The Chamber of Real Estate and Builders Association (CREBA) contends that the imposition of VAT on sales and leases by virtue of contracts entered into prior to the effectivity of the law would violate the constitutional provision of non-impairment of contracts.

ISSUE: Whether R.A. No. 7716 is unconstitutional on ground that it violates the contract clause under Art. III, sec 10 of the Bill of Rights.

RULING: No. The Supreme Court the contention of CREBA, that the imposition of the VAT on the sales and leases of real estate by virtue of contracts entered into prior to the effectivity of the law would violate the constitutional provision of non-impairment of contracts, is only slightly less abstract but nonetheless hypothetical. It is enough to say that the parties to a contract cannot, through the exercise of prophetic discernment, fetter the exercise of the taxing power of the State. For not only are existing laws read into contracts in order to fix obligations as between parties, but the reservation of essential attributes of sovereign power is also read into contracts as a basic postulate of the legal order. The policy of protecting contracts against impairment presupposes the maintenance of a government which retains adequate authority to secure the peace and good order of society. In truth, the Contract Clause has never been thought as a limitation on the exercise of the State's power of taxation save only where a tax exemption has been granted for a valid consideration.

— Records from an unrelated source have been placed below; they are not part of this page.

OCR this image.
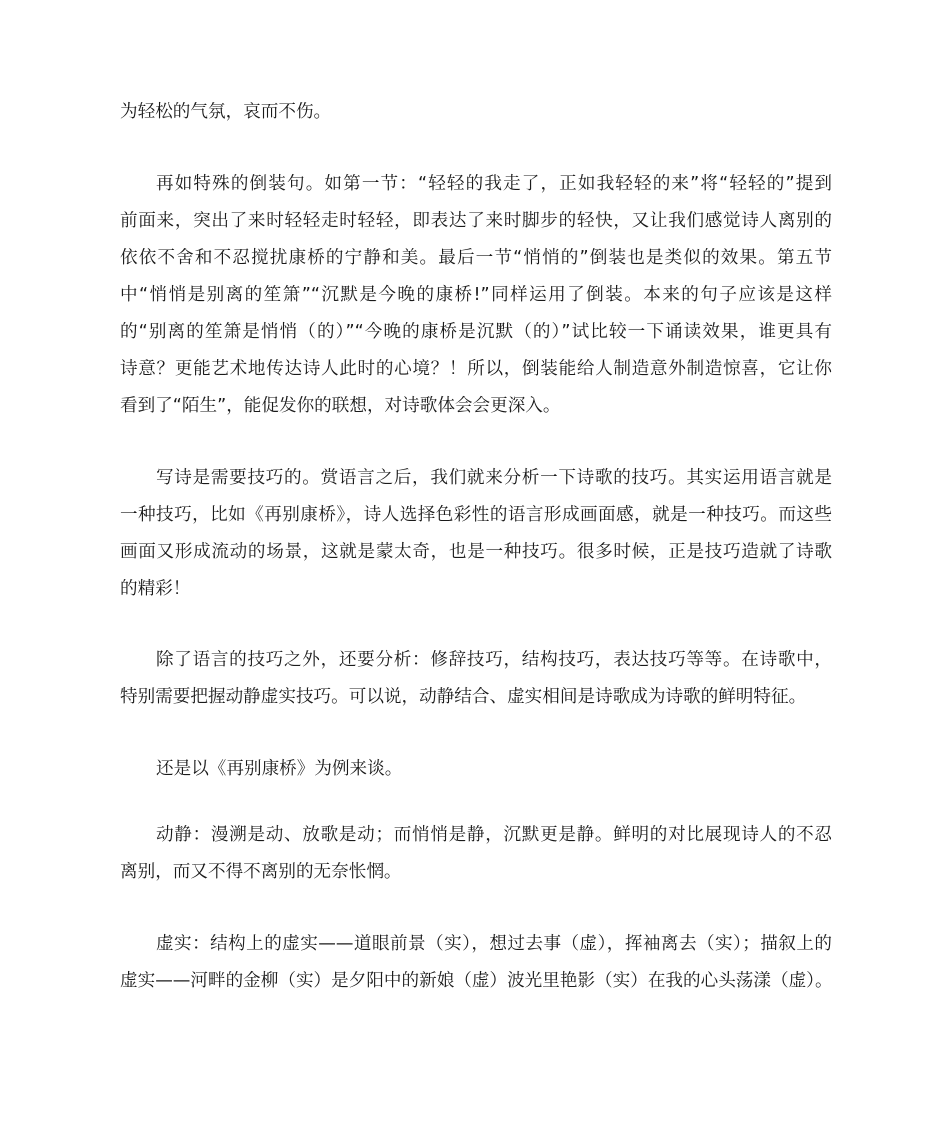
为轻松的气氛，哀而不伤。
再如特殊的倒装句。如第一节：“轻轻的我走了，正如我轻轻的来”将“轻轻的”提到
前面来，突出了来时轻轻走时轻轻，即表达了来时脚步的轻快，又让我们感觉诗人离别的
依依不舍和不忍搅扰康桥的宁静和美。最后一节“悄悄的”倒装也是类似的效果。第五节
中“悄悄是别离的笙箫”“沉默是今晚的康桥!”同样运用了倒装。本来的句子应该是这样
的“别离的笙箫是悄悄（的）”“今晚的康桥是沉默（的）”试比较一下诵读效果，谁更具有
诗意？更能艺术地传达诗人此时的心境？！所以，倒装能给人制造意外制造惊喜，它让你
看到了“陌生”，能促发你的联想，对诗歌体会会更深入。
写诗是需要技巧的。赏语言之后，我们就来分析一下诗歌的技巧。其实运用语言就是
一种技巧，比如《再别康桥》，诗人选择色彩性的语言形成画面感，就是一种技巧。而这些
画面又形成流动的场景，这就是蒙太奇，也是一种技巧。很多时候，正是技巧造就了诗歌
的精彩！
除了语言的技巧之外，还要分析：修辞技巧，结构技巧，表达技巧等等。在诗歌中，
特别需要把握动静虚实技巧。可以说，动静结合、虚实相间是诗歌成为诗歌的鲜明特征。
还是以《再别康桥》为例来谈。
动静：漫溯是动、放歌是动；而悄悄是静，沉默更是静。鲜明的对比展现诗人的不忍
离别，而又不得不离别的无奈怅惘。
虚实：结构上的虚实——道眼前景（实），想过去事（虚），挥袖离去（实）；描叙上的
虚实——河畔的金柳（实）是夕阳中的新娘（虚）波光里艳影（实）在我的心头荡漾（虚）。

Such is not the case of PAL in G.R. No. 115852, and the Court does not understand it to make this claim. Rather, its position, as discussed above, is that the removal of its tax exemption cannot be made by a general, but only by a specific, law.

Further, the Supreme Court held the validity of Republic Act No. 7716 in its formal and substantive aspects as this has been raised in the various cases before it. To sum up, the Court holds:

(1) That the procedural requirements of the Constitution have been complied with by Congress in the enactment of the statute;

(2) That judicial inquiry whether the formal requirements for the enactment of statutes - beyond those prescribed by the Constitution - have been observed is precluded by the principle of separation of powers;

(3) That the law does not abridge freedom of speech, expression or the press, nor interfere with the free exercise of religion, nor deny to any of the parties the right to an education; and

(4) That, in view of the absence of a factual foundation of record, claims that the law is regressive, oppressive and confiscatory and that it violates vested rights protected under the Contract Clause are prematurely raised and do not justify the grant of prospective relief by writ of prohibition.

WHEREFORE, the petitions are DISMISSED.